NASA is taking yet another major step towards encouraging private moon exploration. And its strategy involves owning the moon, at least some parts of it.

The space agency, which has already booked robotic rides on commercial landers to the surface of the moon and is planning to do the same with crewed missions, now intends to pay private companies to collect moon resources.

"The bottom line is, we're gonna buy some lunar soil for the purpose of demonstrating that it can be done," NASA Administrator Jim Bridenstine said.

To that purpose, NASA has just released a Request for Proposals (RFP), Bridenstine explained in a blog post. NASA encourages private businesses, both in the United States and abroad, to grab 1.8 ounces to 18 ounces of moon material by 2024 and formally pass ownership of the material to the space agency on the surface of the moon.

On any of these caches, NASA would pay $15,000 to $25,000, with 80% of the money being delivered after sample processing. After signing a deal, corporations can get 10% and another 10% after deploying their spacecraft, Bridenstine said.

Eventually, NASA will pull down the lunar material to Earth, if everything goes according to schedule. (Here, of course, the space agency still has a large cache of moon rocks. Apollo explorers took home 842 lbs or 382 kg of lunar material between 1969 and 1972.)
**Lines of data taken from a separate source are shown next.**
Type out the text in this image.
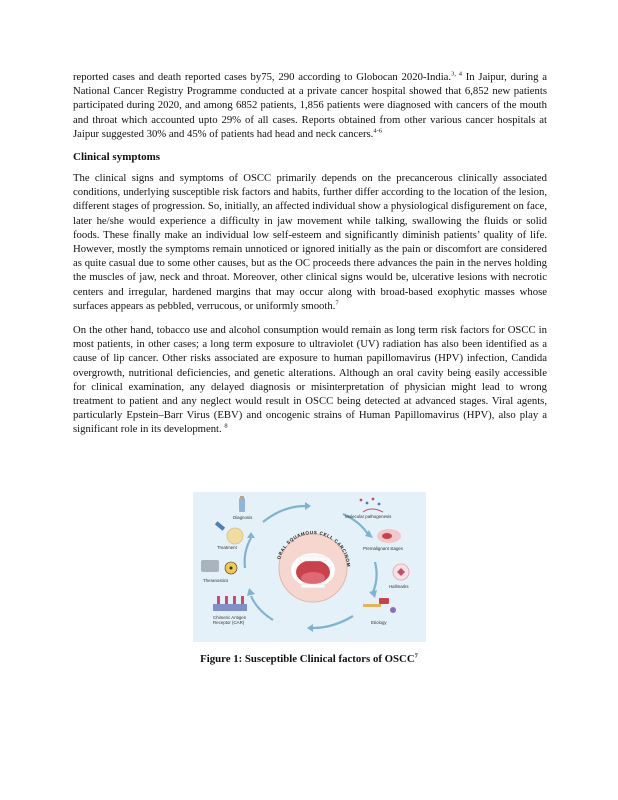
reported cases and death reported cases by75, 290 according to Globocan 2020-India.$^{3, 4}$ In Jaipur, during a National Cancer Registry Programme conducted at a private cancer hospital showed that 6,852 new patients participated during 2020, and among 6852 patients, 1,856 patients were diagnosed with cancers of the mouth and throat which accounted upto 29% of all cases. Reports obtained from other various cancer hospitals at Jaipur suggested 30% and 45% of patients had head and neck cancers.$^{4-6}$

Clinical symptoms

The clinical signs and symptoms of OSCC primarily depends on the precancerous clinically associated conditions, underlying susceptible risk factors and habits, further differ according to the location of the lesion, different stages of progression. So, initially, an affected individual show a physiological disfigurement on face, later he/she would experience a difficulty in jaw movement while talking, swallowing the fluids or solid foods. These finally make an individual low self-esteem and significantly diminish patients’ quality of life. However, mostly the symptoms remain unnoticed or ignored initially as the pain or discomfort are considered as quite casual due to some other causes, but as the OC proceeds there advances the pain in the nerves holding the muscles of jaw, neck and throat. Moreover, other clinical signs would be, ulcerative lesions with necrotic centers and irregular, hardened margins that may occur along with broad-based exophytic masses whose surfaces appears as pebbled, verrucous, or uniformly smooth.$^7$

On the other hand, tobacco use and alcohol consumption would remain as long term risk factors for OSCC in most patients, in other cases; a long term exposure to ultraviolet (UV) radiation has also been identified as a cause of lip cancer. Other risks associated are exposure to human papillomavirus (HPV) infection, Candida overgrowth, nutritional deficiencies, and genetic alterations. Although an oral cavity being easily accessible for clinical examination, any delayed diagnosis or misinterpretation of physician might lead to wrong treatment to patient and any neglect would result in OSCC being detected at advanced stages. Viral agents, particularly Epstein–Barr Virus (EBV) and oncogenic strains of Human Papillomavirus (HPV), also play a significant role in its development. $^8$

ORAL SQUAMOUS CELL CARCINOM
Diagnosis
Treatment
Theranostics
Chimeric Antigen
Receptor (CAR)
Molecular pathogenesis
Premalignant stages
Hallmarks
Etiology
Figure 1: Susceptible Clinical factors of OSCC$^7$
Bridenstine said the key aim of the existing RFP, which you will find here, is to promote and normalize the production and selling of lunar resources. Participating businesses can opt, for example, to collect much more than 18 ounces of material and market the surplus to customers outside of NASA.

Right now, NASA is attempting to prove the idea of collecting minerals, and they can be sold, Bridenstine said. And not only traded among businesses or private individuals, but also across countries and through borders, and other nations' private individuals.

NASA plans to continue supporting those ventures in the future, he said, with other variations of the RFP. All such operations, Bridenstine insisted, will be carried out in conjunction with the Outer Space Treaty of 1967, which is the backbone of international space legislation.

Using lunar resources is crucial to creating a permanent human footprint on and around the moon, a target NASA strives to accomplish with its crewed exploration program Artemis by the late 2020s. This lunar research, NASA officials said, would help the agency plan for crewed trips to Mars in the 2030s.